Tony Jr, Mrs. Tony, and Mama Tony
As Tony the tiger came to rise and gained more popularity than any other actor on commercials, Kellogg’s has incorporated an entire family for him; of course, to show that breakfast in a box must be enjoyed by families. Tony Jr (Tony’s son), Mrs. Tony (Tony’s wife), and Mother Tony (Tony’s mother) appeared in commercials having breakfast together. Tony’s family commercial was a huge boom for Kellogg’s during the 1960s up until the 1970s, but was later on dropped and just focused on Tony even more.
Dig ‘Em Frog
Of course, another animated animal for Kellogg’s; an awesome green frog wearing a baseball cap. He was the official spokesfrog for Kellogg’s, having a big voice despite his cuteness. He hopped around the Sugar Smacks box until 1986, even when Sugar Smacks was replaced by the name Honey Smacks in 1983 to make it sound healthy but still sweet. In Dig’Em Frogs commercials, he would appear eating with other kids enjoying the cereal together. But then again, he was replaced. Nevertheless, he still went back to stardom in 1987 due to his huge fans club!
Tusk the Elephant
Another Elephant in the room! But not an issue, just a normal animated elephant for Kellogg’s. As chocolate was a childhood favorite even before, Tusk was always saying “Kellogg’s Cocoa Krispies… They are so chocolatey, That when I get a taste of them, I trumpet happily. Toot toot toot too!”. He was a nerd who wore glasses, making him an intelligent elephant even though he technically isn’t. Tusk lived for 10 years as Kellogg’s valued character, but then again was replaced after.

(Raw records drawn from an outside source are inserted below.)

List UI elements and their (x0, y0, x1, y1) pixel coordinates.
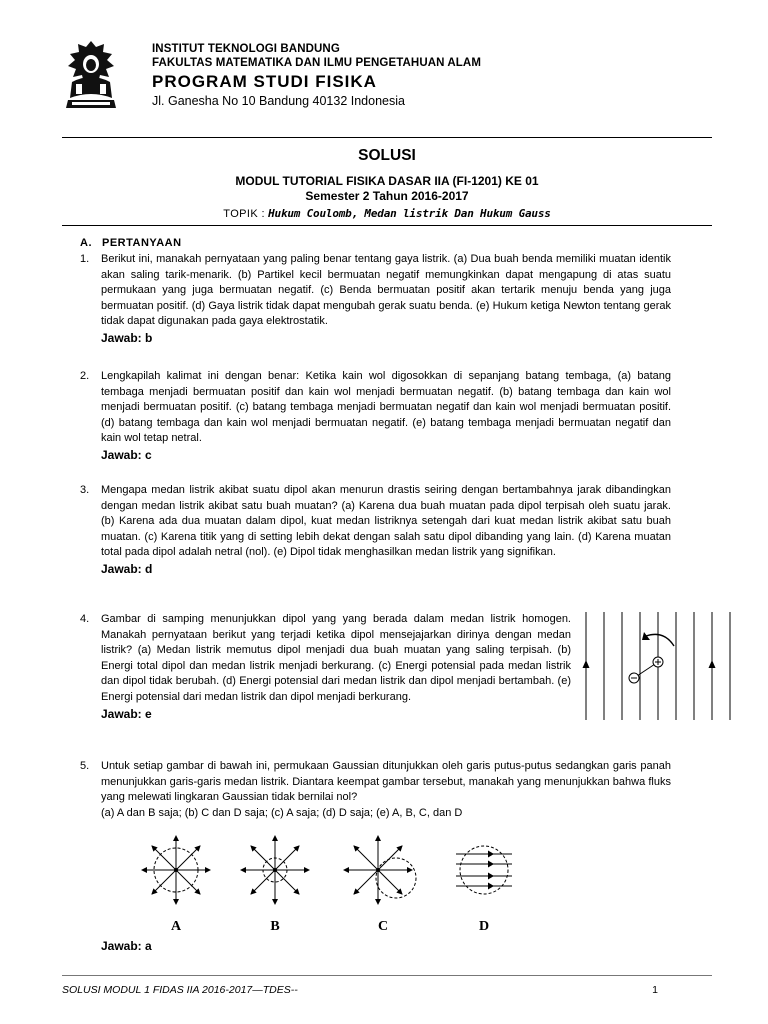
question-number: 5. (80, 760, 90, 772)
figure-label-d: D (478, 919, 490, 934)
itb-ganesha-logo-icon (62, 38, 120, 112)
figure-label-a: A (170, 919, 182, 934)
footer-divider (62, 975, 712, 976)
page-number: 1 (652, 984, 658, 996)
topic-label: TOPIK : (223, 208, 266, 220)
question-number: 3. (80, 484, 90, 496)
question-4 (80, 612, 571, 722)
institution-name: INSTITUT TEKNOLOGI BANDUNG (152, 43, 340, 55)
question-number: 1. (80, 253, 90, 265)
answer: Jawab: a (101, 939, 152, 953)
module-title: MODUL TUTORIAL FISIKA DASAR IIA (FI-1201) KE 01 (235, 174, 539, 188)
answer: Jawab: e (101, 706, 152, 721)
question-number: 4. (80, 613, 90, 625)
dipole-field-figure (580, 610, 738, 722)
question-1 (80, 252, 671, 346)
gaussian-surfaces-figure (140, 830, 530, 936)
question-3 (80, 483, 671, 577)
answer: Jawab: c (101, 447, 152, 462)
semester: Semester 2 Tahun 2016-2017 (305, 189, 469, 203)
topic-value: Hukum Coulomb, Medan listrik Dan Hukum Gauss (268, 207, 551, 220)
answer: Jawab: b (101, 330, 153, 345)
title-block (62, 146, 712, 222)
question-2 (80, 369, 671, 463)
letterhead-text (152, 42, 481, 110)
answer: Jawab: d (101, 561, 153, 576)
question-text: Berikut ini, manakah pernyataan yang paling benar tentang gaya listrik. (a) Dua buah benda memiliki muatan identik akan saling tarik-menarik. (b) Partikel kecil bermuatan negatif memungkinkan dapat mengapung di atas suatu permukaan yang juga bermuatan negatif. (c) Benda bermuatan positif akan tertarik menuju benda yang juga bermuatan positif. (d) Gaya listrik tidak dapat mengubah gerak suatu benda. (e) Hukum ketiga Newton tentang gerak tidak dapat digunakan pada gaya elektrostatik. (101, 253, 671, 328)
address: Jl. Ganesha No 10 Bandung 40132 Indonesia (152, 94, 405, 108)
figure-a (142, 836, 210, 934)
question-text: Untuk setiap gambar di bawah ini, permukaan Gaussian ditunjukkan oleh garis putus-putus sedangkan garis panah menunjukkan garis-garis medan listrik. Diantara keempat gambar tersebut, manakah yang menunjukkan bahwa fluks yang melewati lingkaran Gaussian tidak bernilai nol? (101, 760, 671, 804)
letterhead (62, 38, 712, 118)
figure-d (456, 846, 512, 934)
question-5 (80, 759, 671, 821)
doc-title: SOLUSI (358, 147, 416, 164)
topic (62, 206, 712, 222)
question-text: Mengapa medan listrik akibat suatu dipol akan menurun drastis seiring dengan bertambahnya jarak dibandingkan dengan medan listrik akibat satu buah muatan? (a) Karena dua buah muatan pada dipol terpisah oleh suatu jarak. (b) Karena ada dua muatan dalam dipol, kuat medan listriknya setengah dari kuat medan listrik akibat satu buah muatan. (c) Karena titik yang di setting lebih dekat dengan salah satu dipol dibanding yang lain. (d) Karena muatan total pada dipol adalah netral (nol). (e) Dipol tidak menghasilkan medan listrik yang signifikan. (101, 484, 671, 559)
section-letter: A. (80, 237, 92, 249)
question-5-answer (80, 938, 671, 954)
program-name: PROGRAM STUDI FISIKA (152, 72, 377, 91)
header-divider (62, 137, 712, 138)
footer-text: SOLUSI MODUL 1 FIDAS IIA 2016-2017—TDES-- (62, 984, 298, 996)
faculty-name: FAKULTAS MATEMATIKA DAN ILMU PENGETAHUAN ALAM (152, 57, 482, 69)
figure-label-c: C (377, 919, 389, 934)
figure-label-b: B (270, 919, 280, 934)
title-divider (62, 225, 712, 226)
dipole (629, 632, 674, 683)
field-arrows (583, 660, 716, 668)
section-name: PERTANYAAN (102, 237, 182, 249)
figure-c (344, 836, 416, 934)
question-text: Gambar di samping menunjukkan dipol yang yang berada dalam medan listrik homogen. Manakah pernyataan berikut yang terjadi ketika dipol mensejajarkan dirinya dengan medan listrik? (a) Medan listrik memutus dipol menjadi dua buah muatan yang saling terpisah. (b) Energi total dipol dan medan listrik menjadi berkurang. (c) Energi potensial pada medan listrik dan dipol tidak berubah. (d) Energi potensial dari medan listrik dan dipol menjadi bertambah. (e) Energi potensial dari medan listrik dan dipol menjadi berkurang. (101, 613, 571, 703)
question-number: 2. (80, 370, 90, 382)
question-text: Lengkapilah kalimat ini dengan benar: Ketika kain wol digosokkan di sepanjang batang tembaga, (a) batang tembaga menjadi bermuatan positif dan kain wol menjadi bermuatan negatif. (b) batang tembaga dan kain wol menjadi bermuatan positif. (c) batang tembaga menjadi bermuatan negatif dan kain wol menjadi bermuatan positif. (d) batang tembaga dan kain wol menjadi bermuatan negatif. (e) batang tembaga menjadi bermuatan negatif dan kain wol tetap netral. (101, 370, 671, 445)
figure-b (241, 836, 309, 934)
answer-options: (a) A dan B saja; (b) C dan D saja; (c) A saja; (d) D saja; (e) A, B, C, dan D (101, 806, 463, 819)
section-heading (80, 237, 182, 249)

But hey, the original Snap, Crackle, and Pop came back to represent Kellogg’s again in 1981.
Wally the Bear
Kellogg’s wanted to associate another character that relates with Honey. Thus, a bear, about Winnie the Pooh. They introduced Wally to the consumers to commercials and new boxes and appear to be admiring a box of Honey Smacks; in contrast to how furious a bear is. Nonetheless, Wally always appears to be admiring the Sugar Smacks but is not allowed to get any. Thus, he’s just daydreaming over the famous cereal.
Coco the Monkey
Coco was revised to a monkey from an elephant. He was a happy-go-monkey, just swinging around his jungle who happens to protect his cereals from tricky animals. He also wore a shirt and a hat, and had a lot of trustworthy jungle friends too!
Goofy and Max
Another father-son combo aside from Tony the Tiger and Tony Jr, Goofy and Max appeared in corn flakes boxes in 1994. Don’t remember Goofy? Then don’t you dare like Mickey Mouse!
2001 – Present
Snap, Crackle, and Pop
The three became the undisputed trio for Kellogg’s Cocoa Krispies. Now they became more colorful and enhanced, and have also adjusted to a 3D animation but still endorsing their favorite cereal. Their favorite tagline? —— “Cocoa Krispies. Tastes like a chocolate milkshake — only crunchy”.
Uhm… need we say more? Come on. He’s been Kellogg’s face for decades already and shows no signs of aging (well, just others copying him). Tiger Tony has developed and now appears in schools, sports activities, and even at homes. He is now a household character, with nothing but the cereal to provide you with the radiant energy and positivity to jumpstart your day. Well, that’s Tony, folks!
For the past decades, Kellogg’s has introduced original animated characters and collaborated with shows to get the kids’ soft spot. Almost a century of mixing, matching, and inventing characters that can bring justice to their brand, not just solely be the face of packaging.
Mind you, there are still a whole bunch of mascots that were not mentioned, but they had their glorious days as well even in the shortest of moments. The prominent ones were Snap!, Crackle!, and Pop!, and also Tiger Tony. Still, will their glorious days be permanent? As brands and faces evolve over time, so as mascots —— hence, better get ready for new characters on your cereal boxes and TV commercials soon!